UN COP 24 Climate Summit
This year's UN climate talks produced important steps forward in putting the landmark accord into practice. At the inauguration of the summit, UN chief warned that failure to agree would be 'suicidal' after 'rogue nations' block major scientific report.
After last-minute wrangling over wording, it has ultimately succeeded in its crucial primary task of agreeing the so-called rulebook for the Paris agreement. It is a significant achievement as it will enable all countries to implement all the different elements of the Paris Agreement in a manner that can be measured, reported and verified in a uniform manner. The Paris rulebook will spell out how countries can track and report on their efforts to tackle climate change, how they can communicate their plans, how progress can be assessed and how they can strengthen their efforts over time. It should serve to galvanise action and make sure countries are not slacking. Though it will apply to all countries, the rulebook will also need to allow some flexibility so that developing countries can keep up.
However, COP24 also represents a major failure to rise towards collective action to face the global challenge which has been highlighted by the scientific community in the IPCC'S special report on 1.5 degrees Celsius. Even though the summit a step forward, but fails to address climate urgency. The U.S., Russia and Saudi Arabia tried to undermine the gravity of the IPCC science report. Brazil successfully scuttled plans for an international carbon market.
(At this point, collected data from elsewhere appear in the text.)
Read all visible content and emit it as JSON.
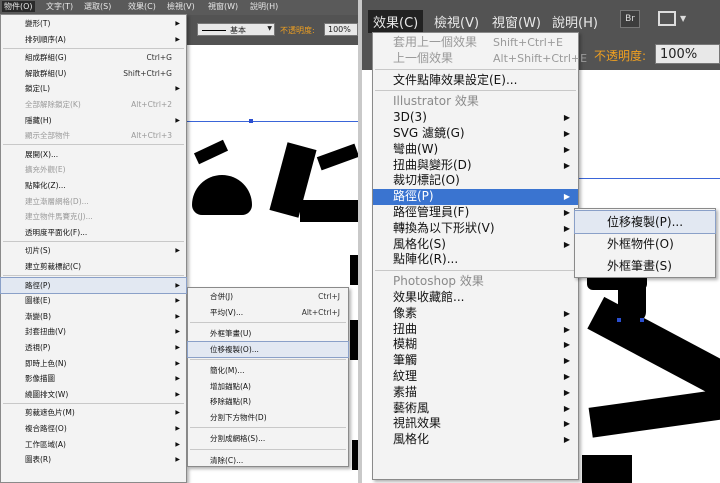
{
  "left": {
    "menubar": [
      "物件(O)",
      "文字(T)",
      "選取(S)",
      "效果(C)",
      "檢視(V)",
      "視窗(W)",
      "說明(H)"
    ],
    "stroke_label": "基本",
    "opacity_label": "不透明度:",
    "opacity_value": "100%",
    "menu": [
      {
        "label": "變形(T)",
        "sub": true
      },
      {
        "label": "排列順序(A)",
        "sub": true
      },
      {
        "label": "組成群組(G)",
        "key": "Ctrl+G"
      },
      {
        "label": "解散群組(U)",
        "key": "Shift+Ctrl+G"
      },
      {
        "label": "鎖定(L)",
        "sub": true
      },
      {
        "label": "全部解除鎖定(K)",
        "key": "Alt+Ctrl+2",
        "dis": true
      },
      {
        "label": "隱藏(H)",
        "sub": true
      },
      {
        "label": "顯示全部物件",
        "key": "Alt+Ctrl+3",
        "dis": true
      },
      {
        "label": "展開(X)..."
      },
      {
        "label": "擴充外觀(E)",
        "dis": true
      },
      {
        "label": "點陣化(Z)..."
      },
      {
        "label": "建立漸層網格(D)...",
        "dis": true
      },
      {
        "label": "建立物件馬賽克(J)...",
        "dis": true
      },
      {
        "label": "透明度平面化(F)..."
      },
      {
        "label": "切片(S)",
        "sub": true
      },
      {
        "label": "建立剪裁標記(C)"
      },
      {
        "label": "路徑(P)",
        "sub": true,
        "hl": true
      },
      {
        "label": "圖樣(E)",
        "sub": true
      },
      {
        "label": "漸變(B)",
        "sub": true
      },
      {
        "label": "封套扭曲(V)",
        "sub": true
      },
      {
        "label": "透視(P)",
        "sub": true
      },
      {
        "label": "即時上色(N)",
        "sub": true
      },
      {
        "label": "影像描圖",
        "sub": true
      },
      {
        "label": "繞圖排文(W)",
        "sub": true
      },
      {
        "label": "剪裁遮色片(M)",
        "sub": true
      },
      {
        "label": "複合路徑(O)",
        "sub": true
      },
      {
        "label": "工作區域(A)",
        "sub": true
      },
      {
        "label": "圖表(R)",
        "sub": true
      }
    ],
    "submenu": [
      {
        "label": "合併(J)",
        "key": "Ctrl+J"
      },
      {
        "label": "平均(V)...",
        "key": "Alt+Ctrl+J"
      },
      {
        "label": "外框筆畫(U)"
      },
      {
        "label": "位移複製(O)...",
        "hl": true
      },
      {
        "label": "簡化(M)..."
      },
      {
        "label": "增加錨點(A)"
      },
      {
        "label": "移除錨點(R)"
      },
      {
        "label": "分割下方物件(D)"
      },
      {
        "label": "分割成網格(S)..."
      },
      {
        "label": "清除(C)..."
      }
    ]
  },
  "right": {
    "menubar": [
      "效果(C)",
      "檢視(V)",
      "視窗(W)",
      "說明(H)"
    ],
    "br_label": "Br",
    "opacity_label": "不透明度:",
    "opacity_value": "100%",
    "menu": [
      {
        "label": "套用上一個效果",
        "key": "Shift+Ctrl+E",
        "dis": true
      },
      {
        "label": "上一個效果",
        "key": "Alt+Shift+Ctrl+E",
        "dis": true
      },
      {
        "label": "文件點陣效果設定(E)..."
      },
      {
        "label": "Illustrator 效果",
        "sec": true
      },
      {
        "label": "3D(3)",
        "sub": true
      },
      {
        "label": "SVG 濾鏡(G)",
        "sub": true
      },
      {
        "label": "彎曲(W)",
        "sub": true
      },
      {
        "label": "扭曲與變形(D)",
        "sub": true
      },
      {
        "label": "裁切標記(O)"
      },
      {
        "label": "路徑(P)",
        "sub": true,
        "hl": true
      },
      {
        "label": "路徑管理員(F)",
        "sub": true
      },
      {
        "label": "轉換為以下形狀(V)",
        "sub": true
      },
      {
        "label": "風格化(S)",
        "sub": true
      },
      {
        "label": "點陣化(R)..."
      },
      {
        "label": "Photoshop 效果",
        "sec": true
      },
      {
        "label": "效果收藏館..."
      },
      {
        "label": "像素",
        "sub": true
      },
      {
        "label": "扭曲",
        "sub": true
      },
      {
        "label": "模糊",
        "sub": true
      },
      {
        "label": "筆觸",
        "sub": true
      },
      {
        "label": "紋理",
        "sub": true
      },
      {
        "label": "素描",
        "sub": true
      },
      {
        "label": "藝術風",
        "sub": true
      },
      {
        "label": "視訊效果",
        "sub": true
      },
      {
        "label": "風格化",
        "sub": true
      }
    ],
    "submenu": [
      {
        "label": "位移複製(P)...",
        "hl": true
      },
      {
        "label": "外框物件(O)"
      },
      {
        "label": "外框筆畫(S)"
      }
    ]
  }
}
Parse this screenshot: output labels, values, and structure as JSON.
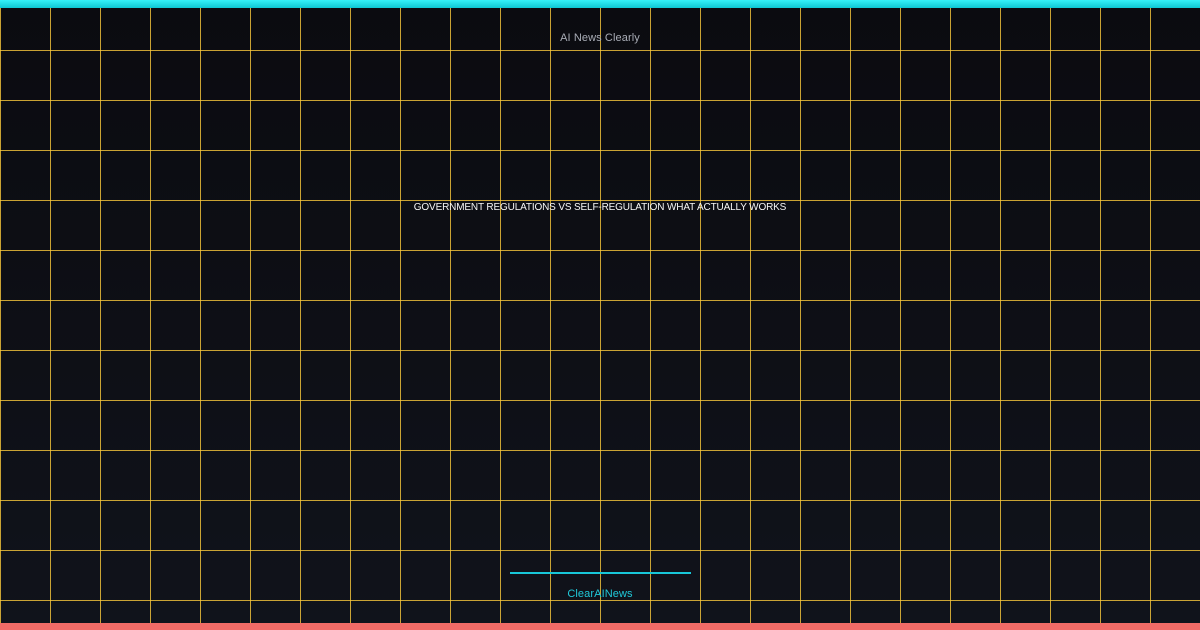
{
  "page": {
    "site_name": "AI News Clearly",
    "headline": "GOVERNMENT REGULATIONS VS SELF-REGULATION WHAT ACTUALLY WORKS",
    "brand": "ClearAINews"
  },
  "colors": {
    "background": "#0d0f14",
    "grid": "#ffcd3c",
    "top_bar": "#1fd5de",
    "bottom_bar": "#f06b67",
    "accent": "#18c7d8",
    "headline": "#f6f6f6",
    "muted_text": "#a9adb6"
  }
}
And COP24 failed to address the bioenergy carbon counting loophole, which incentivises the harvesting and burning of trees to make energy by calling the process carbon neutral.
One important issue that could not be resolved was over carbon markets, and how countries can gain credits for their efforts to cut emissions and their carbon sinks, such as forests, which absorb carbon dioxide. Even after failing to resolve this, it would, however, be a mistake not to recognise what was achieved.